L’article 184 dont il s’agit dispose que «quiconque par quelque moyen que ce soit obtient ou retient frauduleusement quelque bien que ce soit, mobilier ou immobilier, appartenant, destiné ou confié à l’Etat fédéral ou fédéré, à une coopérative, collectivité ou établissement, ou publics ou soumis à la tutelle administrative de l’Etat ou dont l’Etat détient directement ou indirectement la majorité du capital, est puni, au cas où la valeur de ces biens excède 500 mille francs, d’un emprisonnement à vie». Selon le représentant du ministère public, la demande de requalification introduite par l’ancien DG doit être rejetée par les juges.
Arrêt des poursuites?
Abordant l’exception visant la nullité de l’ordonnance du juge d’instruction qui a renvoyé M. Nguini Effa en jugement devant le TCS, le parquet note que ce dernier a, au cours de son interrogatoire, contesté le bien fondé des chefs d’accusation retenus à son encontre.
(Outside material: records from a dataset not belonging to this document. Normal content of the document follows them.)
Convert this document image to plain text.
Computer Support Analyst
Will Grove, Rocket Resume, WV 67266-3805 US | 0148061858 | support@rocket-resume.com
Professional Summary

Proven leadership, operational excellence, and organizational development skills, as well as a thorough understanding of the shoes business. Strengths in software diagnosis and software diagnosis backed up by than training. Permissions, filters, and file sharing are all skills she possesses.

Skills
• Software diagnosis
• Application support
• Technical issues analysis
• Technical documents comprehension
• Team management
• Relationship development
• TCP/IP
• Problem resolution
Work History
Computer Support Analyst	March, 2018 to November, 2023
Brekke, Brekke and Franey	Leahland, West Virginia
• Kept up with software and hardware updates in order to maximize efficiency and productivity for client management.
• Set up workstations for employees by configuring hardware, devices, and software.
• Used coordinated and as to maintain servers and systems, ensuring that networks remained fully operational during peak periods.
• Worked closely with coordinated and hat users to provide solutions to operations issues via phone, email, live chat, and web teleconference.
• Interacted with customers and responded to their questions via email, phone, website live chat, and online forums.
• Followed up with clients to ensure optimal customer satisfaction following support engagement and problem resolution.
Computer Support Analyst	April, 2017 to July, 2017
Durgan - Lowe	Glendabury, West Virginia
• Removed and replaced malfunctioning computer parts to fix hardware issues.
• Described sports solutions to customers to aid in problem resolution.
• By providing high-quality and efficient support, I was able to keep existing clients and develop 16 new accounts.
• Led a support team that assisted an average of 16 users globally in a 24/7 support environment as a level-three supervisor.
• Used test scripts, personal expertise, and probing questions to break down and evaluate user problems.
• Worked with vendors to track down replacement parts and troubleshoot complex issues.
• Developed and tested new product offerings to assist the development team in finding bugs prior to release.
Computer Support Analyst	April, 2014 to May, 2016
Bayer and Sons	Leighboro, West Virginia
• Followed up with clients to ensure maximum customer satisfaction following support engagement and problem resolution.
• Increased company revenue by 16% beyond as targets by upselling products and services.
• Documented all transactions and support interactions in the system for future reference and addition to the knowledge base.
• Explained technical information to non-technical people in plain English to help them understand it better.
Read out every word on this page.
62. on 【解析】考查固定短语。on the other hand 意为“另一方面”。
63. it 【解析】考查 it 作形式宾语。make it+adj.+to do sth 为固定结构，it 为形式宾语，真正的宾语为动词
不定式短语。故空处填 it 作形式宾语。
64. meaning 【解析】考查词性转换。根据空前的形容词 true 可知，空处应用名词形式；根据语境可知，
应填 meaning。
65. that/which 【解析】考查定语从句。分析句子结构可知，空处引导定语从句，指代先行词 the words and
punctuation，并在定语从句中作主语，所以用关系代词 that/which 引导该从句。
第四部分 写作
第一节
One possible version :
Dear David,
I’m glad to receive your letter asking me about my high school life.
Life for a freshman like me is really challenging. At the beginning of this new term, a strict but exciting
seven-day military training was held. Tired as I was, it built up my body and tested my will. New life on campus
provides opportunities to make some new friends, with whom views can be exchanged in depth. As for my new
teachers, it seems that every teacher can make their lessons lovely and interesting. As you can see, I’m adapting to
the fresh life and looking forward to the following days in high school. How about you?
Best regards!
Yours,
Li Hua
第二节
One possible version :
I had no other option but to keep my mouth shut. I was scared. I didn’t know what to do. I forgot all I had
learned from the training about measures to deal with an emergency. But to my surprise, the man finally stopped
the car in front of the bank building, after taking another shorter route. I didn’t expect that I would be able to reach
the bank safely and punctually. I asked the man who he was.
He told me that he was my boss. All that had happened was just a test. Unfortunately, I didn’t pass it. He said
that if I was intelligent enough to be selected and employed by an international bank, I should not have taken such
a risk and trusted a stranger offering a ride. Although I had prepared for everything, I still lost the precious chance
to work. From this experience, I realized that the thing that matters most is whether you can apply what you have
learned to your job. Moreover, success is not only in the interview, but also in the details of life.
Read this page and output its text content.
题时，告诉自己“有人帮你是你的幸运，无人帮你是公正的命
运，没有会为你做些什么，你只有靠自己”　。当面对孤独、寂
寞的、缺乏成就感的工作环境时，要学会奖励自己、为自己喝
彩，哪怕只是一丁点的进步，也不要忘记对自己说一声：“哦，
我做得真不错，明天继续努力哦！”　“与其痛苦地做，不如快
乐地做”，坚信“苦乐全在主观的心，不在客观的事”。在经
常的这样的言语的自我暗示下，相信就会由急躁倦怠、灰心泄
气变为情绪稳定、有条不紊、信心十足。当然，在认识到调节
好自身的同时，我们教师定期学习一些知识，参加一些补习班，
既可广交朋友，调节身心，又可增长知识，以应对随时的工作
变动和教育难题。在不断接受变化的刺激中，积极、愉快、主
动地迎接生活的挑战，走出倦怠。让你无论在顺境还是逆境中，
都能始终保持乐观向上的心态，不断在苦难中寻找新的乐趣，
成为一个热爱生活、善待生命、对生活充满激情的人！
Le magistrat du parquet balaie d’un revers de la main cette autre requête. Pour soutenir son argumentaire, il évoque les dispositions de l’article 267 du Code de procédure pénale disposant que les actes du juge d’instruction peuvent être frappés d’appel devant la chambre de contrôle de l’instruction, dans le délai de 48h, qui court à compter du lendemain du jour de la notification de l’ordonnance de renvoi. Or, souligne le magistrat du parquet, il se trouve que ni l’ancien DG de la Scdp et ses coaccusés, ni le parquet encore moins la partie civile, n’avaient attaqué ladite ordonnance dans le délai requis par la loi en vigueur.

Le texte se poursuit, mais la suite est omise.